Como ya vimos, en el perro este periodo va desde la 3ª hasta la 12ª semana de vida. Y es tan importante que es como una ventana en el tiempo, que se cierra y no vuelve a abrirse más.

Durante ese tiempo, el perro debe habituarse al contacto con todo tipo de estimulación posible para poder ser equilibrado en el entorno en el que viva en un futuro. Os pongo un ejemplo: un perro que va a ser entrenado para rescate y que nunca se ha puesto en contacto con un suelo enrejado o con unas escaleras. Este perro podrá adaptarse, pero nunca será un perro que no dude cuando se le presente un estímulo de este tipo en su trabajo.

En el lobo, este periodo comienza antes de que los lobeznos hayan abierto los ojos, aproximadamente a los 9- 10 días, por lo que en ellos la impronta es olfativa, a diferencia de los perros, en los que es visual.

Los lobos con 2 semanas ya están explorando su entorno, cuando ni siquiera ven ni oyen. Los perros tienen que esperar hasta las 3 semanas para poder estar de pie y explorar con todos los sentidos ya en funcionamiento, y es a partir de aquí cuando comienza su periodo de socialización.

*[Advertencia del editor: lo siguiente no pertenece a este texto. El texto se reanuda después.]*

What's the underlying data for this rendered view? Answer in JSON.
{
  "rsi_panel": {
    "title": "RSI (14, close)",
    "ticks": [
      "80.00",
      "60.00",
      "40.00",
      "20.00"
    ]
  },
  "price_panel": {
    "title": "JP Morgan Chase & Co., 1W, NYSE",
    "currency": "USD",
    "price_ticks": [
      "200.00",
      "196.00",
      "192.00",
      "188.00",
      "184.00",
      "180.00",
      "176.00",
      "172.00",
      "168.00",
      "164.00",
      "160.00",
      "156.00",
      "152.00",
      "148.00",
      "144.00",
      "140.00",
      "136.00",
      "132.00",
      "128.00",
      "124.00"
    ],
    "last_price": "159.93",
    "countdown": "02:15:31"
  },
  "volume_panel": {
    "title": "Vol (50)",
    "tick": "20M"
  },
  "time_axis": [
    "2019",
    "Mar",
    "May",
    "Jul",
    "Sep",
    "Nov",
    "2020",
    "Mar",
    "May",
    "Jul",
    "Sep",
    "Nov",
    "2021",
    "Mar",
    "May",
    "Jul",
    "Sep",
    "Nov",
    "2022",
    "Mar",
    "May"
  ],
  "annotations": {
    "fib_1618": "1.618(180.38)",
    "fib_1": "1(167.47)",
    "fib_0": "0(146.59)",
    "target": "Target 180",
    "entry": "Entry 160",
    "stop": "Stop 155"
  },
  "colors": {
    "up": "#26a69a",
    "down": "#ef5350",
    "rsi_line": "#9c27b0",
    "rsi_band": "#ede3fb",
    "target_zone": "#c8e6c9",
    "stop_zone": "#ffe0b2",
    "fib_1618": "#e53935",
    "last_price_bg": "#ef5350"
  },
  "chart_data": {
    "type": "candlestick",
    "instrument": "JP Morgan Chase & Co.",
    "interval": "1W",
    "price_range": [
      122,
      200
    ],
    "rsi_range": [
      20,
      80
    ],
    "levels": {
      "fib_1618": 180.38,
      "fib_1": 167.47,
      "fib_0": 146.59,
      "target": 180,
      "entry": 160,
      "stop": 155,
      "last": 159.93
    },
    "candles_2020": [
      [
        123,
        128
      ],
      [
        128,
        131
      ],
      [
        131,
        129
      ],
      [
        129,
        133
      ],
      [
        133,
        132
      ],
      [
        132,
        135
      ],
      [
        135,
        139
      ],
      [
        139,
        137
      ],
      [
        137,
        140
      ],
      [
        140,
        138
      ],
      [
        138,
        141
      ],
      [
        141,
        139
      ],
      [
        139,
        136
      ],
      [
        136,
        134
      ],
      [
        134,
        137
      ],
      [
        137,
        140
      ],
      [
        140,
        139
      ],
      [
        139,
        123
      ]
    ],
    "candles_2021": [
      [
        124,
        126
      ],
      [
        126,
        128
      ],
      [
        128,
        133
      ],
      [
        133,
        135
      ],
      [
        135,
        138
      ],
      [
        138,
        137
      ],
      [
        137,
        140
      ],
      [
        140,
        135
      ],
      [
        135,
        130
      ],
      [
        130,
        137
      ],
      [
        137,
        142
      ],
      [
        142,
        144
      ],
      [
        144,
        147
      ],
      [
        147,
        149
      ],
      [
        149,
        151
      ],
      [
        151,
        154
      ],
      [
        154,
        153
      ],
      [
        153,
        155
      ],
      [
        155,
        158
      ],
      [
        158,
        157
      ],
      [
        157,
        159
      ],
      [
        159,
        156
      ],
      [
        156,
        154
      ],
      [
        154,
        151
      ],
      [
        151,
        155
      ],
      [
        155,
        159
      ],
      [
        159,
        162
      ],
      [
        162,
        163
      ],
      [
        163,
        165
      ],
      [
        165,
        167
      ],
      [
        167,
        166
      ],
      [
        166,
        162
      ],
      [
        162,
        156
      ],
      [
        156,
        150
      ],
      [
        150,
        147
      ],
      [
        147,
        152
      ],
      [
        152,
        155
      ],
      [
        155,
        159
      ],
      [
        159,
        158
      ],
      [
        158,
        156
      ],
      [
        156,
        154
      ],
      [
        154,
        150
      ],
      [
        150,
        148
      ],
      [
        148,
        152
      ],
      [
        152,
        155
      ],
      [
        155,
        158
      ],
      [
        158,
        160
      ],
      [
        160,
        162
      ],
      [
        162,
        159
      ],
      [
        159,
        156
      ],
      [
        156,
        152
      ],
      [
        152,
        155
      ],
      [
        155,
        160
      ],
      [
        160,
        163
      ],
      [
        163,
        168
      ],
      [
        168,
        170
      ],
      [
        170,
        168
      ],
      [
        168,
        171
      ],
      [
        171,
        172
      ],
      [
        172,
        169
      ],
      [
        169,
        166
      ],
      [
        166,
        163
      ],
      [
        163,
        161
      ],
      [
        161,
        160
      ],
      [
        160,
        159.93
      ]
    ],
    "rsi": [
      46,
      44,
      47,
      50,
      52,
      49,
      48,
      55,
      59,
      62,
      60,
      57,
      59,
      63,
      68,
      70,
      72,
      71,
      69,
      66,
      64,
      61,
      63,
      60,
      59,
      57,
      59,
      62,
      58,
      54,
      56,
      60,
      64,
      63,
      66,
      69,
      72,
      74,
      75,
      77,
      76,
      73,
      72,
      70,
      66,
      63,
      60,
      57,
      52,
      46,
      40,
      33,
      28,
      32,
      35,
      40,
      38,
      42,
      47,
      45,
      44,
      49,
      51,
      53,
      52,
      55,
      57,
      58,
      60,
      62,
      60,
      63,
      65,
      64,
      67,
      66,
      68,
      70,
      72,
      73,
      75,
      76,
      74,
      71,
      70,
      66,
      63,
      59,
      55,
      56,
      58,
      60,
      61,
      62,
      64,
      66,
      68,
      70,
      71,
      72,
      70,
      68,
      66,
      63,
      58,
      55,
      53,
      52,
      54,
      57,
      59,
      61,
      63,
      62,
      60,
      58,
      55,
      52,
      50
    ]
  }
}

Así, la experiencia sensorial es muy distinta en las dos especies. Por ello es tan difícil que un lobo se socialice con personas, ya que tendría que estar en contacto con ellas a partir de la segunda semana de vida, habiéndose demostrado además, que el tiempo de contacto con la otra especie para que se produzca la impronta debe ser de casi 24 horas al día. Como comprenderéis, esto es muy, muy difícil.

Sin embargo al perro le basta con un contacto mucho más débil: 2 o 3 horas a la semana durante el periodo crítico.

Así que ya sabéis, un perro ya no es un lobo.

Por Rosana Álvarez Bueno.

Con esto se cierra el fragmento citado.